Why do you need CluedIn?
To understand the value of CluedIn, it is important to talk about why the platform exists in the first place. We can all agree that, nowadays, all enterprise companies have many processes and projects which are fueled by data. This data is typically not in a ready-to-use state and hence it has to flow through some processes in order to make it ready for consumption. Whether the use-case is running advanced analytics, machine learning, business intelligence, anti-money laundering, obtaining a single view of your customer or for data privacy - it turns out that all of these use-cases end up requiring very similar data preparation processes and attention. These common processes is what CluedIn encapsulates into the platform.
Data management pillars
Data projects all start with data discovery. There is always a need to know where your data is and in what systems it lies. After this, there is typically a stage of data integration, where you need to bring multiple data sources together into a unified or connected set of data. During this phase, you need to make sure that you are not putting too much pressure on the source systems, but at the same time would like the data available to the business as soon as possible. Choosing an integration style or pattern can be complex, but there are many choices that you have - whether that is streaming, batch, CDC or others.
After this integration has been done, often the next step is to normalise, standardise, harmonise and clean the data so that it can be processed by machines in a uniform, consistent and high-fidelity manner. While this is occurring, you need to make sure you have control over the data by ensuring there is a clear owner, responsible for its maintenance. This leads into the need for full traceabilty and audit trail of where this data is coming from, what is happening to it in this process of preparation and where it is being used. With privacy being a mandated concern, you also need to make sure you have control over personal data and how it is used within the business. Finally, this data needs to be easily and readily available for the business to consume to fuel it operational needs.
Whether your use case is Machine Learning or Business Intelligence, you will need to apply these same core pillars of data management detailed above. You might have extra steps in each use case, but these pillars above are at least the common pillars for any use-case involving data. CluedIn is this layer of foundation that encapsulates everything we mentioned above into a coherent, consistent end to end data fabric of source to target data processing.
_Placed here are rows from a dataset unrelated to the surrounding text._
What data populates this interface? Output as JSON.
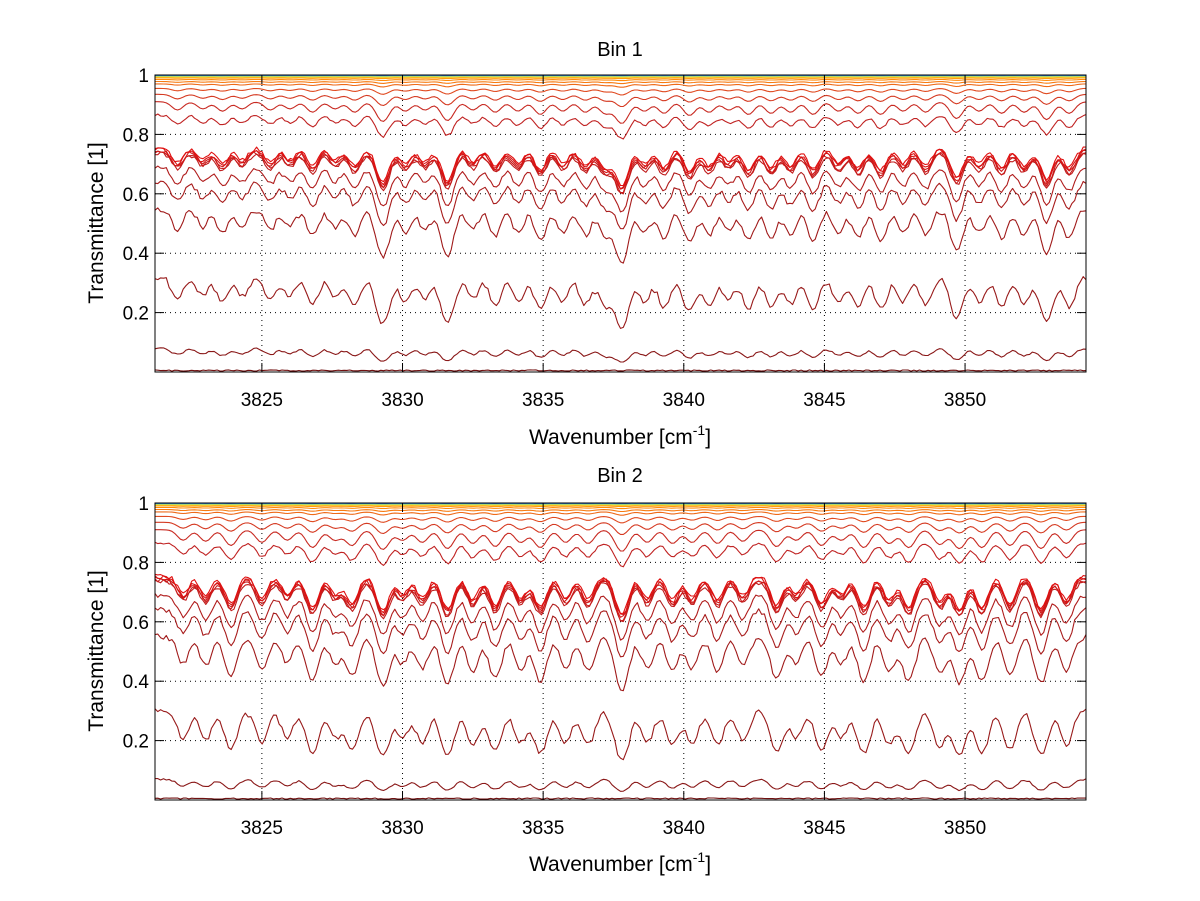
{
  "chart_data": [
    {
      "type": "line",
      "title": "Bin 1",
      "xlabel": "Wavenumber [cm",
      "xlabel_superscript": "-1",
      "xlabel_suffix": "]",
      "ylabel": "Transmittance [1]",
      "xlim": [
        3821.2,
        3854.3
      ],
      "ylim": [
        0,
        1
      ],
      "grid": true,
      "xticks": [
        3825,
        3830,
        3835,
        3840,
        3845,
        3850
      ],
      "xtick_labels": [
        "3825",
        "3830",
        "3835",
        "3840",
        "3845",
        "3850"
      ],
      "yticks": [
        0.2,
        0.4,
        0.6,
        0.8,
        1
      ],
      "ytick_labels": [
        "0.2",
        "0.4",
        "0.6",
        "0.8",
        "1"
      ],
      "legend": "none",
      "series_baselines": [
        1.0,
        0.999,
        0.998,
        0.997,
        0.995,
        0.993,
        0.99,
        0.985,
        0.978,
        0.97,
        0.955,
        0.935,
        0.91,
        0.865,
        0.755,
        0.75,
        0.745,
        0.74,
        0.735,
        0.69,
        0.64,
        0.55,
        0.32,
        0.08,
        0.005
      ],
      "series_colors": [
        "#1f3fbf",
        "#2f7fdf",
        "#3fbfdf",
        "#8fdf6f",
        "#efdf3f",
        "#ffbf1f",
        "#ff9f0f",
        "#ff8a0a",
        "#f77a10",
        "#ee6a18",
        "#e04a20",
        "#d53a22",
        "#c82a22",
        "#c02222",
        "#e01010",
        "#d81414",
        "#d01818",
        "#c81a1a",
        "#c01c1c",
        "#b01c1c",
        "#a81c1c",
        "#a01a1a",
        "#981a1a",
        "#8a1818",
        "#701010"
      ],
      "absorption_lines": [
        [
          3822.0,
          0.35
        ],
        [
          3822.9,
          0.3
        ],
        [
          3823.6,
          0.4
        ],
        [
          3824.3,
          0.3
        ],
        [
          3825.3,
          0.35
        ],
        [
          3826.0,
          0.3
        ],
        [
          3826.8,
          0.45
        ],
        [
          3827.6,
          0.3
        ],
        [
          3828.3,
          0.45
        ],
        [
          3829.3,
          0.9
        ],
        [
          3830.1,
          0.4
        ],
        [
          3830.8,
          0.35
        ],
        [
          3831.6,
          0.85
        ],
        [
          3832.5,
          0.35
        ],
        [
          3833.3,
          0.45
        ],
        [
          3834.1,
          0.4
        ],
        [
          3834.9,
          0.55
        ],
        [
          3835.7,
          0.4
        ],
        [
          3836.5,
          0.45
        ],
        [
          3837.2,
          0.5
        ],
        [
          3837.8,
          1.0
        ],
        [
          3838.6,
          0.4
        ],
        [
          3839.3,
          0.5
        ],
        [
          3840.2,
          0.6
        ],
        [
          3840.9,
          0.45
        ],
        [
          3841.6,
          0.35
        ],
        [
          3842.3,
          0.55
        ],
        [
          3843.1,
          0.5
        ],
        [
          3843.8,
          0.45
        ],
        [
          3844.6,
          0.55
        ],
        [
          3845.5,
          0.4
        ],
        [
          3846.2,
          0.5
        ],
        [
          3847.0,
          0.55
        ],
        [
          3847.8,
          0.4
        ],
        [
          3848.6,
          0.45
        ],
        [
          3849.7,
          0.75
        ],
        [
          3850.5,
          0.4
        ],
        [
          3851.3,
          0.5
        ],
        [
          3852.1,
          0.45
        ],
        [
          3852.9,
          0.8
        ],
        [
          3853.7,
          0.5
        ]
      ]
    },
    {
      "type": "line",
      "title": "Bin 2",
      "xlabel": "Wavenumber [cm",
      "xlabel_superscript": "-1",
      "xlabel_suffix": "]",
      "ylabel": "Transmittance [1]",
      "xlim": [
        3821.2,
        3854.3
      ],
      "ylim": [
        0,
        1
      ],
      "grid": true,
      "xticks": [
        3825,
        3830,
        3835,
        3840,
        3845,
        3850
      ],
      "xtick_labels": [
        "3825",
        "3830",
        "3835",
        "3840",
        "3845",
        "3850"
      ],
      "yticks": [
        0.2,
        0.4,
        0.6,
        0.8,
        1
      ],
      "ytick_labels": [
        "0.2",
        "0.4",
        "0.6",
        "0.8",
        "1"
      ],
      "legend": "none",
      "series_baselines": [
        1.0,
        0.999,
        0.998,
        0.997,
        0.995,
        0.993,
        0.99,
        0.985,
        0.978,
        0.97,
        0.955,
        0.935,
        0.91,
        0.865,
        0.755,
        0.75,
        0.745,
        0.74,
        0.735,
        0.69,
        0.64,
        0.55,
        0.3,
        0.07,
        0.005
      ],
      "series_colors": [
        "#1f3fbf",
        "#2f7fdf",
        "#3fbfdf",
        "#8fdf6f",
        "#efdf3f",
        "#ffbf1f",
        "#ff9f0f",
        "#ff8a0a",
        "#f77a10",
        "#ee6a18",
        "#e04a20",
        "#d53a22",
        "#c82a22",
        "#c02222",
        "#e01010",
        "#d81414",
        "#d01818",
        "#c81a1a",
        "#c01c1c",
        "#b01c1c",
        "#a81c1c",
        "#a01a1a",
        "#981a1a",
        "#8a1818",
        "#701010"
      ],
      "absorption_lines": [
        [
          3822.2,
          0.45
        ],
        [
          3823.0,
          0.5
        ],
        [
          3823.9,
          0.7
        ],
        [
          3825.0,
          0.55
        ],
        [
          3825.9,
          0.45
        ],
        [
          3826.8,
          0.8
        ],
        [
          3827.6,
          0.45
        ],
        [
          3828.2,
          0.7
        ],
        [
          3829.3,
          0.9
        ],
        [
          3830.0,
          0.45
        ],
        [
          3830.7,
          0.55
        ],
        [
          3831.6,
          0.85
        ],
        [
          3832.5,
          0.6
        ],
        [
          3833.3,
          0.75
        ],
        [
          3834.2,
          0.55
        ],
        [
          3834.9,
          0.8
        ],
        [
          3835.8,
          0.55
        ],
        [
          3836.6,
          0.6
        ],
        [
          3837.8,
          1.0
        ],
        [
          3838.7,
          0.55
        ],
        [
          3839.6,
          0.6
        ],
        [
          3840.3,
          0.55
        ],
        [
          3841.2,
          0.6
        ],
        [
          3842.1,
          0.5
        ],
        [
          3843.3,
          0.75
        ],
        [
          3844.0,
          0.45
        ],
        [
          3844.9,
          0.7
        ],
        [
          3845.6,
          0.45
        ],
        [
          3846.4,
          0.8
        ],
        [
          3847.3,
          0.6
        ],
        [
          3848.0,
          0.8
        ],
        [
          3849.1,
          0.65
        ],
        [
          3849.8,
          0.85
        ],
        [
          3850.6,
          0.8
        ],
        [
          3851.6,
          0.7
        ],
        [
          3852.7,
          0.85
        ],
        [
          3853.6,
          0.6
        ]
      ]
    }
  ]
}
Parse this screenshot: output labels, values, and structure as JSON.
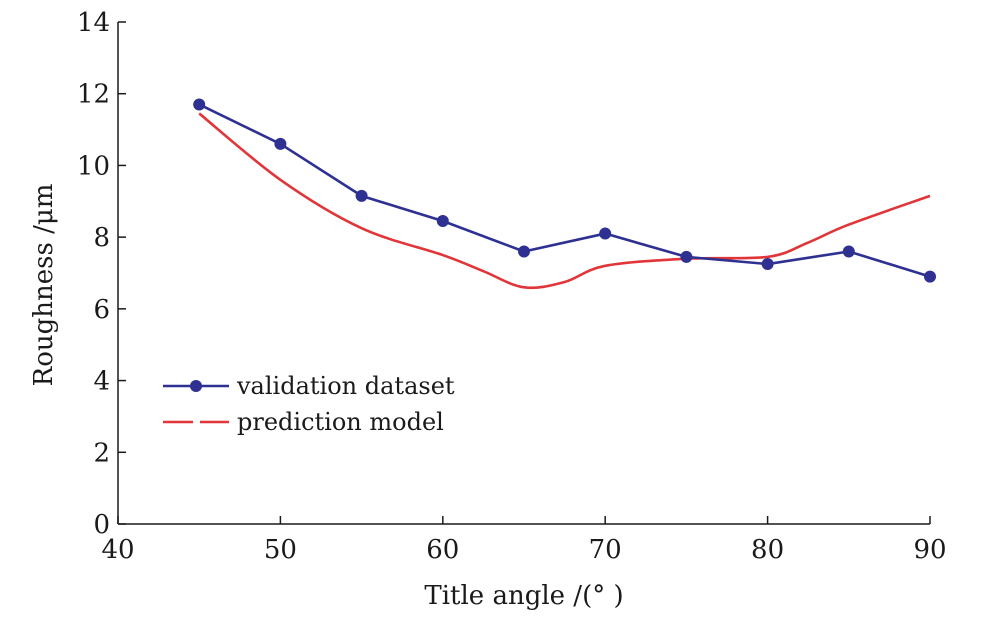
{
  "chart_data": {
    "type": "line",
    "title": "",
    "xlabel": "Title angle /(° )",
    "ylabel": "Roughness /μm",
    "xlim": [
      40,
      90
    ],
    "ylim": [
      0,
      14
    ],
    "x_ticks": [
      40,
      50,
      60,
      70,
      80,
      90
    ],
    "y_ticks": [
      0,
      2,
      4,
      6,
      8,
      10,
      12,
      14
    ],
    "grid": false,
    "legend_position": "center-left",
    "series": [
      {
        "name": "validation dataset",
        "color": "#2e3192",
        "marker": "circle",
        "style": "solid",
        "x": [
          45,
          50,
          55,
          60,
          65,
          70,
          75,
          80,
          85,
          90
        ],
        "y": [
          11.7,
          10.6,
          9.15,
          8.45,
          7.6,
          8.1,
          7.45,
          7.25,
          7.6,
          6.9
        ]
      },
      {
        "name": "prediction model",
        "color": "#e0363a",
        "marker": "none",
        "style": "smooth",
        "x": [
          45,
          50,
          55,
          60,
          62.5,
          65,
          67.5,
          70,
          75,
          80,
          82.5,
          85,
          90
        ],
        "y": [
          11.45,
          9.6,
          8.25,
          7.5,
          7.05,
          6.6,
          6.75,
          7.2,
          7.4,
          7.45,
          7.85,
          8.35,
          9.15
        ]
      }
    ]
  }
}
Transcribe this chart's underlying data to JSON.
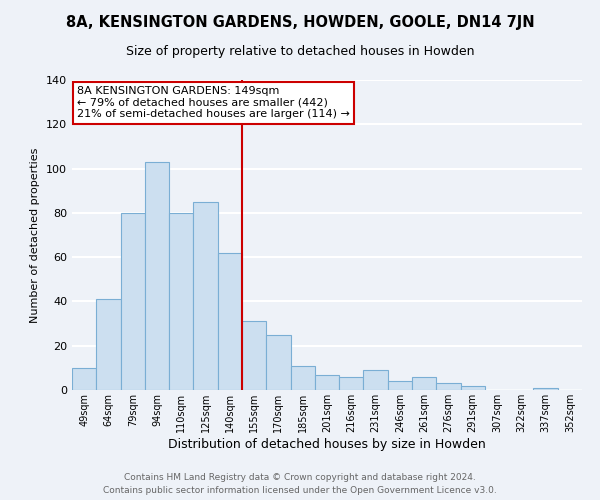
{
  "title": "8A, KENSINGTON GARDENS, HOWDEN, GOOLE, DN14 7JN",
  "subtitle": "Size of property relative to detached houses in Howden",
  "xlabel": "Distribution of detached houses by size in Howden",
  "ylabel": "Number of detached properties",
  "bar_labels": [
    "49sqm",
    "64sqm",
    "79sqm",
    "94sqm",
    "110sqm",
    "125sqm",
    "140sqm",
    "155sqm",
    "170sqm",
    "185sqm",
    "201sqm",
    "216sqm",
    "231sqm",
    "246sqm",
    "261sqm",
    "276sqm",
    "291sqm",
    "307sqm",
    "322sqm",
    "337sqm",
    "352sqm"
  ],
  "bar_heights": [
    10,
    41,
    80,
    103,
    80,
    85,
    62,
    31,
    25,
    11,
    7,
    6,
    9,
    4,
    6,
    3,
    2,
    0,
    0,
    1,
    0
  ],
  "bar_color": "#ccdff0",
  "bar_edge_color": "#7aaed4",
  "vline_color": "#cc0000",
  "ylim": [
    0,
    140
  ],
  "yticks": [
    0,
    20,
    40,
    60,
    80,
    100,
    120,
    140
  ],
  "annotation_title": "8A KENSINGTON GARDENS: 149sqm",
  "annotation_line1": "← 79% of detached houses are smaller (442)",
  "annotation_line2": "21% of semi-detached houses are larger (114) →",
  "annotation_box_color": "#ffffff",
  "annotation_box_edge_color": "#cc0000",
  "footer_line1": "Contains HM Land Registry data © Crown copyright and database right 2024.",
  "footer_line2": "Contains public sector information licensed under the Open Government Licence v3.0.",
  "background_color": "#eef2f8",
  "grid_color": "#ffffff",
  "title_fontsize": 10.5,
  "subtitle_fontsize": 9,
  "xlabel_fontsize": 9,
  "ylabel_fontsize": 8,
  "footer_fontsize": 6.5,
  "tick_fontsize": 7,
  "ytick_fontsize": 8
}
What you get in the end can be described well in this demonstration video.
Why did we create CluedIn?
The reason why CluedIn exists, is because our team saw project after project failing, because large enterprises were buying platforms that tackled each part of the journey - but failed in stitching these different pillars together into a platform. CluedIn was born with the stitching, meaning that our different pillars were designed to work well with each other - in fact, they really complement each other.
Our documentation will help you understand more about the different components of CluedIn and how it all fits together. This will give you the insights you need to work with and extend the platform with your own needs. CluedIn is designed to be extended and hence we offer easy and intuitive ways to inject your own functionality or to make our data available to other services to do what they do best.
At a high level, you can conceptualise CluedIn as a streaming platform. We essential handle the constant flow of data and are designed to work in environments where systems don’t stand still and data is never static.
CluedIn is an application that runs in Docker containers and uses Kubernetes as the way to host and orchestrate the different pieces of the application. Because of this, CluedIn is designed to work well in elastic environments and can automatically scale to the sizes and infrastructure you need to handle your data workloads. CluedIn runs large customers with 100’s of TB’s of data, and smaller customers with just a few TB’s. Whether you have TB’s of PB’s of data to process - CluedIn can and will process your workloads.
It is important to mention that CluedIn is a persistence layer. Unlike Data Virtualisation, CluedIn ingests parts of your source data into its platform. You have full control over what parts of your source data are ingested. The goal of CluedIn is to create the highest fidelity version of your data you will have in your business. This is not only the data itself, but the structure of the data as well. With CluedIn having the highest fidelity version of your data, it means that any business request for data, in any format, in any modelling can be served out of the CluedIn Data Fabric. This will allow you to project data out exactly how the target systems would like as we contain the highest fidelity version of it.
We hope you enjoy and get value out of your CluedIn solution.